A DC gearmotor can be reversed by simply reversing the polarity of the the
leads.The DC gearmotor is easy to limit switch protect by placing a limit
switch at each end of travel with a properly polarized diode across each limit
switch. This way the motor travels to the end and stops, but when the voltage
is reversed, the diode conducts and the motor starts up in the opposite direction.
Reversing an AC gearmotor is not quite so simple, but possible.
I recently visited Surplus Center in Lincoln, Nebraska (800-488-3407). This is an excellent source of industrial chain, small sprockets, and flange bearings at reasonable prices. I also visited McMaster-Carr in Chicago, Illinois, a very large supply house, but was stone walled by the front receptionist, 3rd class. Their prices are usually very high as well. Use them only as a last resort. Another source of gearmotors is Grainger http://www.grainger.com/catalog .Industrial chain and sprockets tend to rust in outdoor usage, so local Motorcycle, Bicycle, and GoCart stores are your best local source. Motorcycle parts are expensive but built to take abuse.
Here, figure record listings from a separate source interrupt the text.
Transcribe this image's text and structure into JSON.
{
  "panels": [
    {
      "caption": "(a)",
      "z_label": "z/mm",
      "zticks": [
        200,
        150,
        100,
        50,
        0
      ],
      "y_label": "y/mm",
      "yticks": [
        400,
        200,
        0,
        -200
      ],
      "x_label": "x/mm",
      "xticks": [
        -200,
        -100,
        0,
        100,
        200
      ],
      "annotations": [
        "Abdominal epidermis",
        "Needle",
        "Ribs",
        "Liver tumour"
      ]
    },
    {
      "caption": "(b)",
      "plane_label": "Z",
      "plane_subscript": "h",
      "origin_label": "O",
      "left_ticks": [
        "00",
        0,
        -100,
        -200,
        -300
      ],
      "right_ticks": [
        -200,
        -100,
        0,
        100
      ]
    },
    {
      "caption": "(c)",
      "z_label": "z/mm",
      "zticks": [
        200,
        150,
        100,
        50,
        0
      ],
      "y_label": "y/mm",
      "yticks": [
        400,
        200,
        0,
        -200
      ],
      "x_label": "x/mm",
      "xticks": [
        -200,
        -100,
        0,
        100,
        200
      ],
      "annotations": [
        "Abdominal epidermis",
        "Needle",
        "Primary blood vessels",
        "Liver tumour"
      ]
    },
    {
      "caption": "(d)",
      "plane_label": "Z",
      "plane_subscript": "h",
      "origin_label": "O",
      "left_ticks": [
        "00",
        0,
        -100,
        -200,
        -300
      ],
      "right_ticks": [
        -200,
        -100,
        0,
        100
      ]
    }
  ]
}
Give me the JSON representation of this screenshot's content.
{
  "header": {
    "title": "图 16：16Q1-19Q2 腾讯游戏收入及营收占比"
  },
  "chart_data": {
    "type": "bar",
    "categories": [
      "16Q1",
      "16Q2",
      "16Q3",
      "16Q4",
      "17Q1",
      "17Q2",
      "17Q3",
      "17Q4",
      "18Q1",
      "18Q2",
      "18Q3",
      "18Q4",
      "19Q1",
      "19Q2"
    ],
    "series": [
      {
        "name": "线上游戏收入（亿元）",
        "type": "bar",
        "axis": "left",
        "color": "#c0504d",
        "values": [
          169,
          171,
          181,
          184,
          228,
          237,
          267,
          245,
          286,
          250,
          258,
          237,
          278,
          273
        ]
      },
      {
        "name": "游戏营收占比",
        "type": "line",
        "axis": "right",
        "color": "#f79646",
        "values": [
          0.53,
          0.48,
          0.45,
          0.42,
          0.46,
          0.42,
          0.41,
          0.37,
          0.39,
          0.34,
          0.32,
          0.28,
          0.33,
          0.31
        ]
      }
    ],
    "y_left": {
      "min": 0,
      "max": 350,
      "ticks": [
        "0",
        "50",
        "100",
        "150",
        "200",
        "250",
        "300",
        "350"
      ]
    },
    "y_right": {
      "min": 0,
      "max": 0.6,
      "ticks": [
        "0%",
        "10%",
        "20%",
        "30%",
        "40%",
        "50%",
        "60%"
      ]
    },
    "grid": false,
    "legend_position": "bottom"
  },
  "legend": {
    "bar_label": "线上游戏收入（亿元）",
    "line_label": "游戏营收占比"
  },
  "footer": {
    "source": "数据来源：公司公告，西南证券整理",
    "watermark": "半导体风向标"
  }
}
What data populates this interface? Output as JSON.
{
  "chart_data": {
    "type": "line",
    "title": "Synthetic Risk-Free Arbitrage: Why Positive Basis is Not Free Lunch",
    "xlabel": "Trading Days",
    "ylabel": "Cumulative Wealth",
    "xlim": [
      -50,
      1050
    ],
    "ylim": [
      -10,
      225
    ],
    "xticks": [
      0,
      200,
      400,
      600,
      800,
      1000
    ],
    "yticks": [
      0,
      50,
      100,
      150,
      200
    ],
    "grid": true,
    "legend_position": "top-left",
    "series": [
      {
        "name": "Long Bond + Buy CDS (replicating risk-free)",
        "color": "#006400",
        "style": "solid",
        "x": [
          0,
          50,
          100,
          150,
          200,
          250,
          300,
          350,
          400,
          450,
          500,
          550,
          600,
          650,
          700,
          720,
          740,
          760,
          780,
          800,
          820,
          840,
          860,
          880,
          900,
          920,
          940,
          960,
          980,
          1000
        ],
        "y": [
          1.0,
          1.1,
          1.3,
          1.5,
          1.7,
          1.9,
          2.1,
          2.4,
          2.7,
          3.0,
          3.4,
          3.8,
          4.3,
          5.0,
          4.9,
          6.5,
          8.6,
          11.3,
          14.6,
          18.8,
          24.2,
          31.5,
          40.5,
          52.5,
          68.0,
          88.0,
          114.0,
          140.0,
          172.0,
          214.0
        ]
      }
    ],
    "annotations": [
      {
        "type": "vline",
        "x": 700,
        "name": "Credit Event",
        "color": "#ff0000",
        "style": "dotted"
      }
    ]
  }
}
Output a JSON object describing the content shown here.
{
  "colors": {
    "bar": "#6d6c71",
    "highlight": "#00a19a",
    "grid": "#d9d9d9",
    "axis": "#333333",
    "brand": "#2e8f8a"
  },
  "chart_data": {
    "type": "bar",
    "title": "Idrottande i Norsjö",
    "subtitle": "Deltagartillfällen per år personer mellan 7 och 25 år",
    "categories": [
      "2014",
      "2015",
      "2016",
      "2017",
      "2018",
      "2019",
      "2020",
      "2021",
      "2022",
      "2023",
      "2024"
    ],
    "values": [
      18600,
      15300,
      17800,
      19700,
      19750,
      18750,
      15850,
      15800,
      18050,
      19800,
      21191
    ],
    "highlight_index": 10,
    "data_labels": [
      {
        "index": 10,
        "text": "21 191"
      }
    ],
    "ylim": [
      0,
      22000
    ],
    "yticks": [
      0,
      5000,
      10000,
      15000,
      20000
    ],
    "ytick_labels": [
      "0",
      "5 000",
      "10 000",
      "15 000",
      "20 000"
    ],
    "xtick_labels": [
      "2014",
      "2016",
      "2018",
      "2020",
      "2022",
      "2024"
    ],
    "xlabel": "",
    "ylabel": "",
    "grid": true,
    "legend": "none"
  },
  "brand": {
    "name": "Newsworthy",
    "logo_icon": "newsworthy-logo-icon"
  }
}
A pair of Linear Tracker Arms
can be used to move a medium sized dish in azimuth. Each arm is able to move about 100 degrees, so the pair operates against a common idler arm to provide about 200 degrees of azimuth rotation. 200 degrees is fine for AO-40, but marginal for EME. THe two tracker arms are wired in parallel so that they will open and close together. The arms must each be equipted with limit switches as they may not run at the same speed. A third tracker arm moves the dish in elevation. There is a picture of my three Tracker arm systme in the section showing my various diish projects.